Vurgular açık: NATO “savunma” için değil “güvenlik” için gerekli; tepki veren değil “önleyici vuruş” doktrinine göre saldıran taraf olmalı; üslerinde mevzilenmekle yetinmeyip, dünyanın her tarafında saldırmaya hazır, hareketli bir savaş gücü olmalı…

Göründüğü kadarıyla, emperyalist güç odaklarının NATO’ya biçilen bu kirli role itirazları yok. Ancak rekabet ve çıkar çatışmaları bu noktada da kendini gösteriyor. Zira bu hareketli savaş gücünün kimler tarafından denetlenip yönlendirileceği gibi önemli bir soru orta yerde durmaktadır. Verili koşullarda en baskın gücün ABD emperyalizmi olduğu gerçeği, Avrupalı emperyalistleri, NATO’nun yeni görev tanımı konusunda ihtiyatlı olmaya zorluyor. Ancak bu ihtiyata rağmen, Afganistan’da olduğu gibi NATO’yu emperyalist çıkarları için vurucu bir güç olarak kullanmak isteyen ABD’nin, yeni görev tanımını kabul ettirme noktasındaki ısrarını sürdürmesi kaçınılmaz görünüyor.

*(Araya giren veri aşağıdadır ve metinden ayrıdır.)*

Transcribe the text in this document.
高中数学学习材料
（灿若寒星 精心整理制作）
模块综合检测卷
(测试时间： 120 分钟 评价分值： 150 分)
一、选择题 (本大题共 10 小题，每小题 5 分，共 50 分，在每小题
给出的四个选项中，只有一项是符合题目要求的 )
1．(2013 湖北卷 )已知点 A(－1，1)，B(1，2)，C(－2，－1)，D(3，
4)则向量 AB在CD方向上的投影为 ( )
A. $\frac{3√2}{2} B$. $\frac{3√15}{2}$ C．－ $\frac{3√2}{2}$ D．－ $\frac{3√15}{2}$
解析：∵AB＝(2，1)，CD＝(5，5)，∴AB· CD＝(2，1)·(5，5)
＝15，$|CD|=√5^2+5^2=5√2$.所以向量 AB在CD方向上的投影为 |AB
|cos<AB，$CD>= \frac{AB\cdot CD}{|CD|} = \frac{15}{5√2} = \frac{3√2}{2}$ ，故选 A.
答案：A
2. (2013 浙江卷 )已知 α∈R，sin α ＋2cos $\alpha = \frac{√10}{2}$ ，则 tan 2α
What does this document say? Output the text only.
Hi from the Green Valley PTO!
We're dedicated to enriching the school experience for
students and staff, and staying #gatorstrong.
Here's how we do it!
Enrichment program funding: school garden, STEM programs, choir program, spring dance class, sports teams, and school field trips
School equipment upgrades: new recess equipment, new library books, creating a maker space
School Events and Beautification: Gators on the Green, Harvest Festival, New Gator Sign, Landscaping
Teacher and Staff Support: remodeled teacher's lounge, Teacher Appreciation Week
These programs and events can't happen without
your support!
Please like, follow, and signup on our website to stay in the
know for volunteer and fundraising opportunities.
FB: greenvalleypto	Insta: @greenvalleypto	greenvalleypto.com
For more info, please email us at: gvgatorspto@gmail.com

Emperyalist güç odakları arasındaki rekabet ve çatışmanın seyrinden bağımsız olarak NATO, dünya işçi sınıfı ile ezilen halklarının baş düşmanıdır. Halkların geleceği açısından en büyük tehlikeyi, bu savaş aygıtının kendisi ile ona komuta edenler oluşturuyor. Dolayısıyla dünyanın işçileri, emekçileri, ezilen halkları ve ilerici-devrimci güçleri, anti-emperyalist mücadelenin odağına, “Savaş aygıtı NATO dağıtılsın!”